West Kenya did not submit its proposed investment plan of Sh4.6 billion, making it difficult for the receiver-manager to assess whether the plan would be effective.

Another sticky issue for West Kenya’s bid, Rao noted, was its dominance. He believed that should West Kenya clinch the contract, it would have 41.9 per cent of the sugarcane crushing market, giving it a dominant position.

West Kenya insists that this should have been done by the Competition Authority of Kenya (CAK)—the competition watchdog whose job is to guard against anticompetitive behaviour and ensure that consumers are protected.

Rai Group’s failure to revive Pan Paper Mills, six years after it was awarded the Webuye-based paper-making factory, also did not help West Kenya’s case.

“I am aware that the Rai Group, which is linked to West Kenya, took over Pan Paper Mills Ltd in Webuye in 2016, which had not been in operation for more than 11 years. Pan Paper Mills has not been revived since the takeover and remains non-operational to date,” said Rao.

Tumaz and Tumaz, which was the first to move to court, the receiver-manager alleges, has decided to make a fresh bid. He noted that the firm’s initial bid was only six pages.

However, Rao says Mwale has attached a 108-page long bid that he claims he submitted on August 31, 2021.

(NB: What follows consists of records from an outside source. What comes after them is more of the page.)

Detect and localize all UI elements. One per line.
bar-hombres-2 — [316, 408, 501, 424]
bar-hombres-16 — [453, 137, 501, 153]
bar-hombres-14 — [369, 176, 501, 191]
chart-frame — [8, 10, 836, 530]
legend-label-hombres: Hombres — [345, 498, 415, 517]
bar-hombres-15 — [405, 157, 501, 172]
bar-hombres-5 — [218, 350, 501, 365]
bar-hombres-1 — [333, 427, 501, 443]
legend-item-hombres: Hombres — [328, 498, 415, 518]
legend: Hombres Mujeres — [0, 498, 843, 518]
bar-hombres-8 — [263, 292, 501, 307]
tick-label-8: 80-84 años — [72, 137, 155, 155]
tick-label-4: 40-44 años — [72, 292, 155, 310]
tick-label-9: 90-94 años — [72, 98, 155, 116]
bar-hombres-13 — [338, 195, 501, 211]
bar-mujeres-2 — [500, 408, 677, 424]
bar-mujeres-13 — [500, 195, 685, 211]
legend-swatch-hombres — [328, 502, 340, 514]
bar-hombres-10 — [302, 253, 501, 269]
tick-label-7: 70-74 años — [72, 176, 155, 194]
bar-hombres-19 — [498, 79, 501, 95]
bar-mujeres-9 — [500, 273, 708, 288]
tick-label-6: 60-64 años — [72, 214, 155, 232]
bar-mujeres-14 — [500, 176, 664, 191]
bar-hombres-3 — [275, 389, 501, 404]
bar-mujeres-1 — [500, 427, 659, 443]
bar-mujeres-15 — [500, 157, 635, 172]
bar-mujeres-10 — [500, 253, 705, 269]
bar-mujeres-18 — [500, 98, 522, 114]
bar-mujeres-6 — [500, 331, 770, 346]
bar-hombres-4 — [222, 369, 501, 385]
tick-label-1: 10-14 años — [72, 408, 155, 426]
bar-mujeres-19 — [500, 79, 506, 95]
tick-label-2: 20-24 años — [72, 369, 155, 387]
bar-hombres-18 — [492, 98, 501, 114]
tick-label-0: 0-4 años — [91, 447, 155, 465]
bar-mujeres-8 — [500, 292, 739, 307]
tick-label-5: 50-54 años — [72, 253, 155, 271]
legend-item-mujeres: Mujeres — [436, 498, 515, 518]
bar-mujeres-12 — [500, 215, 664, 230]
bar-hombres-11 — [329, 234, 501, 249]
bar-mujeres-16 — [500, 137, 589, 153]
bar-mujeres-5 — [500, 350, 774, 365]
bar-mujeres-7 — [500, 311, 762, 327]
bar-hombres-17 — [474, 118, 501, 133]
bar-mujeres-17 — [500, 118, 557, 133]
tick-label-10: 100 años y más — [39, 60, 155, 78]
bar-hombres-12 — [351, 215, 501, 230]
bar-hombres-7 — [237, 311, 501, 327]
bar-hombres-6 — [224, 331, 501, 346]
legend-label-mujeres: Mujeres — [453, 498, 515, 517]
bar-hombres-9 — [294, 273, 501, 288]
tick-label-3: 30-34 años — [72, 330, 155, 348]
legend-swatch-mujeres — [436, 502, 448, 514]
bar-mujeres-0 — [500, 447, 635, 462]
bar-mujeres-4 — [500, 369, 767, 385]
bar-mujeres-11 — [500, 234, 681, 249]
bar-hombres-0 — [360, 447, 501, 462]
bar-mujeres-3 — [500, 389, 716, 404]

For example, the bid bond attached in the suit is dated October 21, 2021, while the bid submission deadline was August 31, 2021, and bids were opened on September 10 and October 6, 2021, noted the receiver-manager.

The same discrepancy was seen in the CR12 document and the Memorandum of Understanding between Tumaz and Tumaz and JP Mukherji and Associates Pvt Ltd, which Rao says was “most likely to hide the fact that it was also made after the bid submission deadline.”

The fallout takes the sibling rivalry between the Rai brothers, who do not see eye to eye, a notch higher.